You hear all about them in every day conversation but what do you really know about vitamins? Everyone knows that they’re good for us but how are they good for us? Give us the details, please!
Vitamin B3, or Niacin, is water-soluble and involved in energy production from dietary intake. It supports the transformation of food into useful energy and also supports a healthy nervous system, brain, digestive system, and skin. Vitamin B3 can be found in many foods but chicken, leafy green vegetables, corn, wheat and fish are the best sources.
Niacin is essential for energy production so it helps turn the food in your stomach into the energy your cells and body need to function. It completes these important functions because it’s part of two coenzymes. It’s very similar in function to the coenzymes in which Riboflavin is involved – like the transfer of electrons in reactions, especially during the molecular breakdown of macronutrients. Electron transfers provide a lot of the energy your body uses and Niacin plays important roles in these processes.

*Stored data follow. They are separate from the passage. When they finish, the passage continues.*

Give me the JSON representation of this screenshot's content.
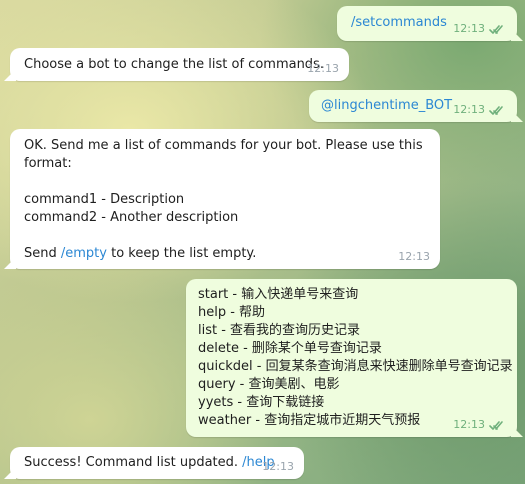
{
  "messages": {
    "m1": {
      "text": "/setcommands",
      "time": "12:13"
    },
    "m2": {
      "text": "Choose a bot to change the list of commands.",
      "time": "12:13"
    },
    "m3": {
      "text": "@lingchentime_BOT",
      "time": "12:13"
    },
    "m4": {
      "line1": "OK. Send me a list of commands for your bot. Please use this",
      "line2": "format:",
      "line3": "command1 - Description",
      "line4": "command2 - Another description",
      "line5_prefix": "Send ",
      "line5_link": "/empty",
      "line5_suffix": " to keep the list empty.",
      "time": "12:13"
    },
    "m5": {
      "lines": [
        "start - 输入快递单号来查询",
        "help - 帮助",
        "list - 查看我的查询历史记录",
        "delete - 删除某个单号查询记录",
        "quickdel - 回复某条查询消息来快速删除单号查询记录",
        "query - 查询美剧、电影",
        "yyets - 查询下载链接",
        "weather - 查询指定城市近期天气预报"
      ],
      "time": "12:13"
    },
    "m6": {
      "text": "Success! Command list updated. ",
      "link": "/help",
      "time": "12:13"
    }
  },
  "colors": {
    "outgoing_bubble": "#effdde",
    "incoming_bubble": "#ffffff",
    "link": "#2b87d3",
    "read_ticks": "#6fb07c"
  },
  "icons": {
    "read_status": "double-check-icon"
  }
}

If you don’t get enough Niacin, you could be in danger of developing Pellagra. Pellagra is a systemic disease characterized by diarrhea, dermatitis, dementia, and death – which usually appear in this order. Contracting this disease isn’t a huge concern because Vitamin B3 is widely distributed in plant and animal foods and intake is essentially non-toxic below 50 milligrams a day. So you don’t have to overload on it to make sure you’re okay and there’s no worries if you do indeed go overboard on it.
So let’s review – Niacin is an essential water-soluble vitamin critical for energy production and supporting many internal systems for your body. All extremely good reasons to make Vitamin B3 a part of your daily life and nutritional plan.